Saturday, July 15th, 2017

English: Police officers watching the traffic ...

English: Police officers watching the traffic for the 2011 Good Friday procession in Riga, Latvia. Svenska: Poliser vakande över trafiken inför Långfredagsprocessionen 2011 i Riga, Lettland. (Photo credit: Wikipedia)

On July 13, 2017, a jury handed down their ruling in a civil case related to the alleged fatal police shooting of Ashley DiPiazza that occurred in Madison, Wisconsin, in 2014. The family of the deceased filed the lawsuit against the two police officers who allegedly shot and killed 26-year-old DiPiazza. Both officers were cleared of any criminal charges in the same year as the shooting. This week, a jury awarded $2 million in compensatory damages and $1.5 million in punitive damages against each officer for a total judgment of $7 million.

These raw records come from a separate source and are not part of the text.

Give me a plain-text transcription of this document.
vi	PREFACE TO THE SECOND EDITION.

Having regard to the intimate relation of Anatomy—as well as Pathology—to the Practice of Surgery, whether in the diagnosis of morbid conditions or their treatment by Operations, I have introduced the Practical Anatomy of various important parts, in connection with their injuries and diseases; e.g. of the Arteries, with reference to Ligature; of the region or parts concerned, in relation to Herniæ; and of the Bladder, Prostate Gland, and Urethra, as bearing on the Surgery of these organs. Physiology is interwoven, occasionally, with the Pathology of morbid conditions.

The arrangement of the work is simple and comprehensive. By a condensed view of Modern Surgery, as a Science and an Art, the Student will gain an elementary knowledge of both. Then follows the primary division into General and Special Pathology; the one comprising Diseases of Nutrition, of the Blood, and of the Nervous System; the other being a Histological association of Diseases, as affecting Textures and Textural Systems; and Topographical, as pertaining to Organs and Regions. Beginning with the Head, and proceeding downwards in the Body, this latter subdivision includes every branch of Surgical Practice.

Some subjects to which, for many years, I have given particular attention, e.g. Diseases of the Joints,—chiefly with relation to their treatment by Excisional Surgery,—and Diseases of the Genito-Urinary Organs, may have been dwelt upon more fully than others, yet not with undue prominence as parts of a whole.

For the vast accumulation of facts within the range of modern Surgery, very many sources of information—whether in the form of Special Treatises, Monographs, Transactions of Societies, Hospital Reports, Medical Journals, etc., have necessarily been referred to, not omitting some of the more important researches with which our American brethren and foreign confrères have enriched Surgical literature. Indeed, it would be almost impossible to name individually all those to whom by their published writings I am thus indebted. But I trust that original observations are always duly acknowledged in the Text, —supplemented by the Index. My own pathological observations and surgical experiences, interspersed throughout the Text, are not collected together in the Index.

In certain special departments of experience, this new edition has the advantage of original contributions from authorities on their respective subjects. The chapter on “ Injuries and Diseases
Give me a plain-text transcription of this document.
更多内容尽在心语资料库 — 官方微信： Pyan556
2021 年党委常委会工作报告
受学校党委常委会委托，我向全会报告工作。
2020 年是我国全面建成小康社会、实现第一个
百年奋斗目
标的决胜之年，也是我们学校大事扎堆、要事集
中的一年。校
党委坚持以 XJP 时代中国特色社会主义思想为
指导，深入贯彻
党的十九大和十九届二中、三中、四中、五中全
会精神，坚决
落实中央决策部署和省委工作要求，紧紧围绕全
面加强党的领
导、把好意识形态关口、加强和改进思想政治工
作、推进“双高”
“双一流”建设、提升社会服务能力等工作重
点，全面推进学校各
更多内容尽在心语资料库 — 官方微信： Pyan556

On May 18, 2014, the day of DiPiazza’s death, police officers went to an apartment on MacArthur Road in response to calls about a domestic disturbance. A 9-1-1- dispatcher was informed by a man that he left the apartment because DiPiazza had locked herself in the bedroom with his handgun, a 9mm.

In a federal courtroom this week, all three officers at the scene of the woman’s death described the chaotic situation when they got to the apartment. Initially, when the woman first went to her bedroom door holding a gun to her head, the supervising officer ordered officers out and instructed them not to re-enter. She then took the role of negotiator.

When shots were ultimately fired, one of the officers said that he wildly jerked the trigger in response to stress hormones, when DiPiazza began walking out of her bedroom holding a handgun against her head. The second officer who allegedly fired shots used an AR-15 assault rifle and pulled the trigger at the same time.

The lawsuit damages are covered under the city’s insurance policy.

As with every post on this website, we are only providing information in this post and do not make any allegation or assertion that anyone acted inappropriately or engaged in misconduct.